Je m'intéresse uniquement aux faits et aux réalités de terrain, je ne suis pas dans l'idéologie ni dans le parti pris. Les chiffres que je vous présente sont le fruit d'une politique qui nous amène tous à rejeter ces crédits.
Le plan de relance se traduit par un effort de l'État sur l'hébergement. De multiples dispositifs ont été créés, avec des coûts différenciés. Les prévisions d'arrivée de migrants à héberger sont difficiles à réaliser, mais année après année le budget est en sur-exécution dans la mesure où le nombre de migrants a été systématiquement minoré. Après le Covid-19, l'État annonce un nombre de migrants égal à celui de 2019. Pour répondre à Jérôme Bascher, plus il y a de migrants, plus on a besoin d'ADA. On aurait pu penser que ces budgets allaient diminuer eu égard à la baisse des arrivées pour 2020, mais ce n'est pas le cas. Les délais de traitement de l'Office français de protection des réfugiés et apatrides (Ofpra) sont passés à 275 jours, et je rappelle qu'un mois en plus de traitement des demandes entraine une dépense de 42 millions d'euros supplémentaires pour l'ADA. Il n'y a donc pas de baisse de dépenses sur lignes.

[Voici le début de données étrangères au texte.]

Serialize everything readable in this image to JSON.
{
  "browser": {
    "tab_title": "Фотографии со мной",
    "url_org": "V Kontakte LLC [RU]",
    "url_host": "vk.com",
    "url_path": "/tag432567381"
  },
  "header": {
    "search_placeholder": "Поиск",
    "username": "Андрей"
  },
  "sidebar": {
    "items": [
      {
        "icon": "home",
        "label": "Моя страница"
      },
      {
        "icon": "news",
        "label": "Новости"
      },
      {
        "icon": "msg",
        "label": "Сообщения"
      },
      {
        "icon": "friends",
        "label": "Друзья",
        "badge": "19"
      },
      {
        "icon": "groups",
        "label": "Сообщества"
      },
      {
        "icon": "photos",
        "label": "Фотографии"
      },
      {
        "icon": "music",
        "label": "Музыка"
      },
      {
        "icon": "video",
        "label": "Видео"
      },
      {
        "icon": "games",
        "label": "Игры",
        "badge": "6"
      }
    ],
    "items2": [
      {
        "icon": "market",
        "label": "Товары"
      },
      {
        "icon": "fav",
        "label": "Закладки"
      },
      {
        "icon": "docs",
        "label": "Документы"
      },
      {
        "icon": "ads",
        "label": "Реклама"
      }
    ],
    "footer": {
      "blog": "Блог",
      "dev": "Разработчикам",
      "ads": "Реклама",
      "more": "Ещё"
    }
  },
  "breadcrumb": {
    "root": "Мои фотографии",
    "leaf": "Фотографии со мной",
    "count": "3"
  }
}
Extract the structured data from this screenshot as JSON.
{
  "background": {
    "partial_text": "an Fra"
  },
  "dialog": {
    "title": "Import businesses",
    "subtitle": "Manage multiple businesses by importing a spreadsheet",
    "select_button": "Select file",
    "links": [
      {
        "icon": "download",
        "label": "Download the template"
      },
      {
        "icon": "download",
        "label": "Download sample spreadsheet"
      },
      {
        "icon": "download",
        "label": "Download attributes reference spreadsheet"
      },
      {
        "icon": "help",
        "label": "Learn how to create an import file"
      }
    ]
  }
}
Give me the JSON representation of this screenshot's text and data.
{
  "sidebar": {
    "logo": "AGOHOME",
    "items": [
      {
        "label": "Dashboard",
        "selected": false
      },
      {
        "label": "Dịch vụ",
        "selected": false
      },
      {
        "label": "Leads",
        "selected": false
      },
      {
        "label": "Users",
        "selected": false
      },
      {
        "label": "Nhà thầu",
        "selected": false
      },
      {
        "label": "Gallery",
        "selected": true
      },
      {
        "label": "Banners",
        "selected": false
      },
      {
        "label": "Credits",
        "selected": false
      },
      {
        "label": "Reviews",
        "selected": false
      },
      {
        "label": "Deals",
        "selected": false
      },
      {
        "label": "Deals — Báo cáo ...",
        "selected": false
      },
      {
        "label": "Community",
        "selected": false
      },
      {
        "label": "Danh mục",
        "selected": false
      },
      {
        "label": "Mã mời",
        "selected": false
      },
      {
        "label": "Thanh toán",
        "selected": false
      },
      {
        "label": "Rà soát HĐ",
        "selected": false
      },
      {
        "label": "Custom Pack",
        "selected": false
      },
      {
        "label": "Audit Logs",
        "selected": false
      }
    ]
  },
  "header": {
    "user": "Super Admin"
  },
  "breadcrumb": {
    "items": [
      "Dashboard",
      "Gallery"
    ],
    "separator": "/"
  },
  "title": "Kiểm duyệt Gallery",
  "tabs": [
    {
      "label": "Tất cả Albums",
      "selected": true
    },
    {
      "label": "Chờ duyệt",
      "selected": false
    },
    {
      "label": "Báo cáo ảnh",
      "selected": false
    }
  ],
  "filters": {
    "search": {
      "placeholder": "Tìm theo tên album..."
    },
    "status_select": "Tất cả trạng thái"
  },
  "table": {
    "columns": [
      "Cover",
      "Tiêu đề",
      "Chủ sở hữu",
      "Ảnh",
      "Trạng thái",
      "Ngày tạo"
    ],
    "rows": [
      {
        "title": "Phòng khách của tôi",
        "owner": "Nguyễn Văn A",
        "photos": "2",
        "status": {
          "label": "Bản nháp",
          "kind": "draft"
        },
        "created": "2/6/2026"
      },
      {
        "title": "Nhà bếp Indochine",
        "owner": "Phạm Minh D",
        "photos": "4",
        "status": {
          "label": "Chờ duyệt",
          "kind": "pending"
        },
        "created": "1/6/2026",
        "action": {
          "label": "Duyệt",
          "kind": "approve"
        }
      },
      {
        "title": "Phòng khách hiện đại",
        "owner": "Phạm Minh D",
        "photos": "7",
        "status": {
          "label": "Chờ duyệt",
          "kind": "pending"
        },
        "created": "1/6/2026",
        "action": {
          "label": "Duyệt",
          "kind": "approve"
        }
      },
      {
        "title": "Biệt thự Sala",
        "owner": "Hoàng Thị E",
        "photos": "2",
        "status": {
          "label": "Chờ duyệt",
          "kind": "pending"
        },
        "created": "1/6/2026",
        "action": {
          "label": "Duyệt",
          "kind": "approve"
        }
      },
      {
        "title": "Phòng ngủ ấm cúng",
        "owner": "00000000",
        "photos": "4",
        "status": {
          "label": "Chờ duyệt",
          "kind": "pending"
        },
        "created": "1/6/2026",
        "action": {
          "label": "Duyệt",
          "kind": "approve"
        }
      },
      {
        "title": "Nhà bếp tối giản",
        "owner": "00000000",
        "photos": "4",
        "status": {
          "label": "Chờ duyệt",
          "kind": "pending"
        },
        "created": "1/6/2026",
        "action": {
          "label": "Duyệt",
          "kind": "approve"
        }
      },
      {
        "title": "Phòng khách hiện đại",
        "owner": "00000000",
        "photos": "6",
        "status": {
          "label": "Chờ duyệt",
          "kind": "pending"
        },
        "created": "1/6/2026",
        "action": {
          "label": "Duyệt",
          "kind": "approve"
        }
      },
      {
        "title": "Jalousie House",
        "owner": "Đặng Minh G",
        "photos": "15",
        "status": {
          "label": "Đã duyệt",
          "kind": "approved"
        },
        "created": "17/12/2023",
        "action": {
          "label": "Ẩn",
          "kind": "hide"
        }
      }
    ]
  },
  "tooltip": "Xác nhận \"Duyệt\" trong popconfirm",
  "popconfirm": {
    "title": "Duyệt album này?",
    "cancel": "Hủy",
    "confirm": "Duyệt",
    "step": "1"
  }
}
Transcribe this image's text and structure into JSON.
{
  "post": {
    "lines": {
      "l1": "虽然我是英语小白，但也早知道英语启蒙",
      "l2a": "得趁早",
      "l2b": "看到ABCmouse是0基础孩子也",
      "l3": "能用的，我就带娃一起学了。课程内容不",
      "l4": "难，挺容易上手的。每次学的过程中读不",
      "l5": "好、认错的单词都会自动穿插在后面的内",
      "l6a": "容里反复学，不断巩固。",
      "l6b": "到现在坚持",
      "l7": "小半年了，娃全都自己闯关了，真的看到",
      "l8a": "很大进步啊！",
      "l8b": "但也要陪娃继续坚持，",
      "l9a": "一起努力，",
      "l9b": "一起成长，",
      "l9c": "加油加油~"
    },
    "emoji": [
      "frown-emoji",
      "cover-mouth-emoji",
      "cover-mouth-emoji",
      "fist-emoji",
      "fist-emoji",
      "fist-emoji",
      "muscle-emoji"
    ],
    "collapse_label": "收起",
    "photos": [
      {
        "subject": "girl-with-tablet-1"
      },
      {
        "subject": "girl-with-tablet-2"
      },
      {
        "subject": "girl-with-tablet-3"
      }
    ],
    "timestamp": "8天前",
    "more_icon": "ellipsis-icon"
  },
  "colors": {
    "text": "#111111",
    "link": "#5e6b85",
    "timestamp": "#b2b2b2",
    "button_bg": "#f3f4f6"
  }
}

Heureusement, cher Rémi Féraud et chère Sophie Taillé-Polian, que chacun a encore sa liberté de parlementaire ! Je le redis : mon intervention ne se veut absolument pas polémique. Je note, comme vous, que les crédits de cette mission, dont je m'occupe depuis trois ans, sont volontairement insuffisants, ce qui est grave. Mes collègues en région parisienne voient comme moi le nombre de malheureux qui dorment sur nos trottoirs : c'est ignoble pour un grand pays comme la France !
L'exécution des OQTF s'inscrit dans une politique d'ensemble. Le ministre de l'intérieur s'est d'ailleurs rendu à cette fin dans différents pays. Évidemment, les OQTF peuvent toujours être contestées devant les tribunaux. Plusieurs parlementaires ont aussi manifesté leur étonnement parce que de nombreux pays que nous aidions, comme le Mali, refusent de reprendre des laissez-passer consulaires. Pour améliorer le taux de retours, il faut une pression politique. Certes, tout cela sort de la question budgétaire, mais les chiffres trahissent l'absence de volonté politique de traiter cet aspect de la question. Ces dernières vingt-quatre heures, plus de 600 migrants sont arrivés à Lampedusa. Est-il raisonnable de laisser entrer toutes ces personnes sur notre territoire une semaine après le drame de Nice ?
Les seuls efforts consentis budgétairement parlant portent sur les hébergements, notamment via la création de CRA et de places supplémentaires pour les centres d'accueil pour demandeurs d'asile (CADA). Néanmoins, ces efforts sont systématiquement insuffisants, j'en veux pour preuve le nombre de malheureux qui dorment sur les trottoirs de nos grandes villes. La difficulté à obtenir des informations pour 2020 de la part du Gouvernement n'est pas un signe positif. Idem en ce qui concerne les décisions de justice relatives à l'éloignement. Depuis trois ans, les budgets consacrés à l'éloignement stagnent à un peu moins de 40 millions d'euros. La police aux frontières (PAF) ne dispose que d'un avion de type Beechcraft 1900 de 19 places parvenant à peine à traverser la Méditerranée et le Gouvernement songe à utiliser les nouveaux Dash de la sécurité civile destinés à la lutte contre les incendies de forêt afin d'exécuter les éloignements.